Le donne tunisine e la LIBERTA’

L’ondata di proteste che sta investendo  vari Paesi arabi ha avuto inizio in  Tunisia. E  fin dal primo momento, come  ai tempi della Rivoluzione khomeinista del 1979 in Iran, in piazza ci sono state anche le donne tunisine.

Ho visitato la Tunisia meno di un anno  fa. E uno dei leit motiv recitati dalle guide turistiche è quello dei diritti delle donne. È vero: grazie a Habib Bourghiba, la Tunisia vanta l’abolizione della poligamia fin dal 1956, anno in cui fu promulgato il Codice sullo status personale. Le donne tunisine lavorano, votano, possono abortire, divorziare, usare contraccettivi… E hanno accesso allo studio. L’emancipazione  femminile qui è una realtà concreta, insomma. Grazie a Bourghiba, ma anche a Ben Alì, che ha seguito la politica del suo predecessore in tema di diritti delle donne.

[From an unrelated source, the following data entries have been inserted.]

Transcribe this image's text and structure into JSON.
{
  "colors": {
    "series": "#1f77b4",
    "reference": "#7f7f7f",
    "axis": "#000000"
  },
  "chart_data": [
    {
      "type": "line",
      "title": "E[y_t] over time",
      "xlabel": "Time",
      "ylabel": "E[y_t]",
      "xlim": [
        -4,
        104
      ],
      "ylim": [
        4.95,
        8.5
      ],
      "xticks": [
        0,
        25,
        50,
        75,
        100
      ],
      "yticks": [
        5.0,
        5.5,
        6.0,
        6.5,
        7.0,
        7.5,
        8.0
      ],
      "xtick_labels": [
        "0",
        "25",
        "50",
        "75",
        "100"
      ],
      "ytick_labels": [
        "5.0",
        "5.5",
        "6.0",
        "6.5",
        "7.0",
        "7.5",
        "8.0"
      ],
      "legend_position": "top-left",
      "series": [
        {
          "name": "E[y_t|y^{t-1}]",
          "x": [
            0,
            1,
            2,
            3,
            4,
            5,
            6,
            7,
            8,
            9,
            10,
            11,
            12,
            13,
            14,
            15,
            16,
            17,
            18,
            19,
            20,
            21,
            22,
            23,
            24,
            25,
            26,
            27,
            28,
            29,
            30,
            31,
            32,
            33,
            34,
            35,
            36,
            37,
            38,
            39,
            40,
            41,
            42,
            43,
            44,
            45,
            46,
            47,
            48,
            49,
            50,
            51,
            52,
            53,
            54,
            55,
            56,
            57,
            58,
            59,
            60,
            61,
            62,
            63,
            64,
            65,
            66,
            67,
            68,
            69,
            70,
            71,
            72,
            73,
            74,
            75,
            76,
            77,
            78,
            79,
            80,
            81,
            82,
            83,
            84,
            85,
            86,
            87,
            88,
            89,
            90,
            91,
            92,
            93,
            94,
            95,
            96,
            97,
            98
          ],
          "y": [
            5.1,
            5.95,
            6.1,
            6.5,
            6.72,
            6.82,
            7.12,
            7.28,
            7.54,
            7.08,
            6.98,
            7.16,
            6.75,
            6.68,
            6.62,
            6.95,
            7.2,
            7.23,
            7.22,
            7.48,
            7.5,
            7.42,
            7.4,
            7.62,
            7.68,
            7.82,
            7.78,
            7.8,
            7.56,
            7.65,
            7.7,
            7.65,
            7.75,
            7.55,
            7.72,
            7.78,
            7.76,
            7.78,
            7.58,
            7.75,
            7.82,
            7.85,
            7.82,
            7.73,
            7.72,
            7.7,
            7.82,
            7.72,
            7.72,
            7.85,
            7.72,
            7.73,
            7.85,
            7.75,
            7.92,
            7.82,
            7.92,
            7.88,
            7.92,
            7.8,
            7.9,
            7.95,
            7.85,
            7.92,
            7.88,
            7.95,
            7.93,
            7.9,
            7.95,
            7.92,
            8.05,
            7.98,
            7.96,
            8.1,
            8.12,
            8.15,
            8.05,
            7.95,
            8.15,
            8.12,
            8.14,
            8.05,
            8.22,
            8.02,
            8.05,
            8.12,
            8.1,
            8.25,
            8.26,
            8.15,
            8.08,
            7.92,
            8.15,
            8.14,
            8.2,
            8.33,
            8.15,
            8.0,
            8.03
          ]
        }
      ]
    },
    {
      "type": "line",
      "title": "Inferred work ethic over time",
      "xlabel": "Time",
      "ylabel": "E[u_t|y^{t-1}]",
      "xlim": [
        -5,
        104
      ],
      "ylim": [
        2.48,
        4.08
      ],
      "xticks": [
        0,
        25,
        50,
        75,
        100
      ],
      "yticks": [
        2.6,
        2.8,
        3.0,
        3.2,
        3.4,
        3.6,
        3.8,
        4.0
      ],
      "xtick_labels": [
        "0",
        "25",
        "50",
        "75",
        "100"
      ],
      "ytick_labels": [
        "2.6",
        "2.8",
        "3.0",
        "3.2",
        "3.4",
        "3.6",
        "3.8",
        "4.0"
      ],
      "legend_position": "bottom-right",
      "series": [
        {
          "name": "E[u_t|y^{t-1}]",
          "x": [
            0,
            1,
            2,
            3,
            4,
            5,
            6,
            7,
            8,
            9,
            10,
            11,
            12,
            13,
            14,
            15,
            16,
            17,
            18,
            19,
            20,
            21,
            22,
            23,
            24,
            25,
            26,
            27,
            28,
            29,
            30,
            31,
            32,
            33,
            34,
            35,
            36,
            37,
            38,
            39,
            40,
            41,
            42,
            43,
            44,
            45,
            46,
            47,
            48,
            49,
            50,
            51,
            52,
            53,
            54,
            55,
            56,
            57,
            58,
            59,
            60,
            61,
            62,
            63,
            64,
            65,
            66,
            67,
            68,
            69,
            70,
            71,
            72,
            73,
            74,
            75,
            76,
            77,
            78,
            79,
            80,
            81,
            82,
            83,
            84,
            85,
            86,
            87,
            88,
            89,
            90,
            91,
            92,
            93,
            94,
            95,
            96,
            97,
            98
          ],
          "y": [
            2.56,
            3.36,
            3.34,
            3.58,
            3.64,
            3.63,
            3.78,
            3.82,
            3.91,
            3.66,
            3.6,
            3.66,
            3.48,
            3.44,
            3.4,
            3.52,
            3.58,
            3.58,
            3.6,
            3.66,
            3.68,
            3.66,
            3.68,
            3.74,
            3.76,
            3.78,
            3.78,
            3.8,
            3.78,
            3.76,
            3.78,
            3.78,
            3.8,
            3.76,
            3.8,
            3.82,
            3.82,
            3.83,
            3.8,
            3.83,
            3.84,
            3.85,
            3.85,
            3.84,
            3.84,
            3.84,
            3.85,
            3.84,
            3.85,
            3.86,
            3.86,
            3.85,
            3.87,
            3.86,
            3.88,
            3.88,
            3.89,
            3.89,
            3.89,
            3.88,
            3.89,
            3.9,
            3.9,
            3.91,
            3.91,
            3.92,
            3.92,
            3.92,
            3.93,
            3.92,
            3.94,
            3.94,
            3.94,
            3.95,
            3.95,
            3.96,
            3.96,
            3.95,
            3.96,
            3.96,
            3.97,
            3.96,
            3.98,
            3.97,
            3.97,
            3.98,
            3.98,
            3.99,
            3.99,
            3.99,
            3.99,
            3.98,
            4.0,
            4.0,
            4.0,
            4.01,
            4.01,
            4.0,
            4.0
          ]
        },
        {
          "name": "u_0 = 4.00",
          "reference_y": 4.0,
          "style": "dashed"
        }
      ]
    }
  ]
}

Detto ciò, una domanda: perché le tunisine sono scese in piazza, contro il governo che tutto sommato ha assicurato loro la possibilità di un riscatto, che in altri Paesi islamici non esiste?

Primo, proprio perché questi decenni, dal dopoguerra a oggi, hanno fatto assaporare loro la libertà di usare la propria testa, di studiare e di capire. E non hanno avuto remore a esprimere il loro dissenso.

Una seconda argomentazione l’ho letta in un servizio di un inviato che ha parlato con la gente, per le strade di Tunisi. Le donne tunisine non si sentivano “legate” al governo di Ben Alì, che ha giocato la carta dello stato “femminista” e laico solo per farsi bello nell’arena internazionale, proponendosi come baluardo al dilagare dell’estremismo islamico. Anche questa è una chiave di lettura interessante.

Più in generale, capire cosa pensano veramente le donne arabe è una sfida non facile. Per motivi linguistici e barriere culturali. E perché noi occidentali siamo sempre tentati di applicare i nostri schemi e le nostre categorie di pensiero a realtà profondamente diverse dalla nostra. Se l’argomento vi affascina, segnalo un libro fondamentale: Le donne di Allah di Anna Vanzan edito da Bruno Mondadori (su Elle.it  c’è una breve intervista, che verte soprattutto sull’Iran, del quale Vanzan è grande conoscitrice) .

Il saggio dell’iranologa è frutto di una ricerca sul campo e del confronto diretto con donne musulmane non solo iraniane, ma anche turche, malesi, bosniache, indonesiane. Non sono femministe nel senso occidentale del termine, ma rivendicano la loro identità di donne fedeli al Corano e impegnate per l’emancipazione femminile. E proprio nel testo sacro dell’Islam trovano il fondamento per le loro rivendicazioni. È una piacevole scoperta comprendere, grazie a questo saggio, come si può scegliere il velo e nel contempo essere agguerrite sostenitrici dei diritti delle donne. Alla faccia di tutti gli stereotipi.